Okay, that didn’t work so well. But! What if we do something really stupid and just add more instances of my name on the photo so CLIP takes the hint?

faiss_index = faiss.read_index("curtis.idx")

ref_tensor, ref_ids = encode_image("ian_text_lots.jpg", 111)
check_tensor, check_ids = encode_image("IMG_4069.JPG", 222)

faiss_index.add_with_ids(ref_tensor, ref_ids)
faiss_index.add_with_ids(check_tensor, check_ids)


text_features = model.encode_text(clip.tokenize("Ian Pointer").to("cpu"))
text_features /= text_features.norm(dim=-1, keepdim=True).float()
r = text_features.to('cpu').float()
    
distances, indices = faiss_index.search(r, 5)

indices
tensor([[                111,  368881852814592245, 2327282344735017205,
         9001564851015125238, 6284035229181315318]])

So if you add a bunch of text to the image, CLIP will “read” the text, but it feels like the information encoded in the vector space is in a separate cluster to the rest of the image details, as we’re not seeing the other picture of me coming back on following searches. This surprises me a little, as I was seeing the opposite in test queries in the Curtis database, but it’s likely they were matching a lot more in the image clusters of the vector space regardless of the text it was finding.

Hiding

But what if I want to fool the system? Here, I’m taking the picture of Tony Blair, adding my name over the top (which makes me feel a little dirty, but whatever), and then searching for “Ian Pointer” again.
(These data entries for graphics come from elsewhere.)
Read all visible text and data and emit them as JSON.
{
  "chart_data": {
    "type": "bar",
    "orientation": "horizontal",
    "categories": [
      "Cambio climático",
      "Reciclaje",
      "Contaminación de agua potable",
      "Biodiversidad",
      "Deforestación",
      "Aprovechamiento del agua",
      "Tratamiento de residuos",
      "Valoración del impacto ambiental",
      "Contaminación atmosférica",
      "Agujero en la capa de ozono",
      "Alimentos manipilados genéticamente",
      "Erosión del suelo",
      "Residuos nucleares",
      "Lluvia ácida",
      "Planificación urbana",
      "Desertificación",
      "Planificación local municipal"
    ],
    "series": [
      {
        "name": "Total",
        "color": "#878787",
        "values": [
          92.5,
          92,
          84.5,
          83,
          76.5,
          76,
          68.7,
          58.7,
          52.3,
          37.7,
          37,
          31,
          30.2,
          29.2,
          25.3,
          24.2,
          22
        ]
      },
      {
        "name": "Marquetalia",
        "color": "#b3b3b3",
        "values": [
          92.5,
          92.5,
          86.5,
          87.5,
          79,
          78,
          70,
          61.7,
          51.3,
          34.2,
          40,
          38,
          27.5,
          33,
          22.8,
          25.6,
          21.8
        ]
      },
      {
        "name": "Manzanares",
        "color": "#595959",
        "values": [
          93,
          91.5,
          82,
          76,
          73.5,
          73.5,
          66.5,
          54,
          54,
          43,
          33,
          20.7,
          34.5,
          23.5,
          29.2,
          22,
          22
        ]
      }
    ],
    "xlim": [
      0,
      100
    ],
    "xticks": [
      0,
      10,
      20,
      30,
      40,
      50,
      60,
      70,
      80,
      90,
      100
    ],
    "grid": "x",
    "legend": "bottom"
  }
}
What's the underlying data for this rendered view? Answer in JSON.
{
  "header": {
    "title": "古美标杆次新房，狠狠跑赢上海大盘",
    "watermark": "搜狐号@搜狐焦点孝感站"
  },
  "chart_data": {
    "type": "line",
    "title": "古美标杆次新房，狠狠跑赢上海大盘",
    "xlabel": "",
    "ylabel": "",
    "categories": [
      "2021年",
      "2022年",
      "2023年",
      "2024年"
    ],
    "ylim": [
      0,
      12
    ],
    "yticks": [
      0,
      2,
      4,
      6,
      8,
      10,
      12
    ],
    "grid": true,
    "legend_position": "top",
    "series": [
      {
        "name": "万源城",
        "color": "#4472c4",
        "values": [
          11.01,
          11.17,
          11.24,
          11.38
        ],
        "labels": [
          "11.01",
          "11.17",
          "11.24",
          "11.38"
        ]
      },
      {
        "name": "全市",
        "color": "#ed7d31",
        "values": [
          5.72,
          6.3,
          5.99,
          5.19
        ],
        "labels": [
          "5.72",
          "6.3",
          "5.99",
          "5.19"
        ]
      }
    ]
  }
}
Will CLIP be confused?

faiss_index = faiss.read_index("curtis.idx")

ref_tensor, ref_ids = encode_image("blair_text.jpg", 111)
check_tensor, check_ids = encode_image("IMG_4069.JPG", 222)

faiss_index.add_with_ids(ref_tensor, ref_ids)
faiss_index.add_with_ids(check_tensor, check_ids)


text_features = model.encode_text(clip.tokenize("Ian Pointer").to("cpu"))
text_features /= text_features.norm(dim=-1, keepdim=True).float()
r = text_features.to('cpu').float()
    
distances, indices = faiss_index.search(r, 5)

indices
tensor([[                111,  368881852814592245, 2327282344735017205,
         9001564851015125238, 6284035229181315318]])
Image.open("/home/ian/notebooks/curtis/web/app/static/images/cant4_15115732058354422251_003609_368881852814592245.jpg")

png

Again, CLIP zeroes in on the text, but the rest of the returned search items are exactly the same as before, so I don’t think it has been fooled all that much.

Wrapping Up

In this strenuous and stringent bit of testing, it seems like CLIP actually does have some value as a zero-shot facial identification system. Which is vaguely terrifying. It might be interesting to expand this idea out further, maybe with larger and more appropriate datasets like Celeb.A, or if you just happen to have a few million photos hanging around.

And remember, don’t have nightmares.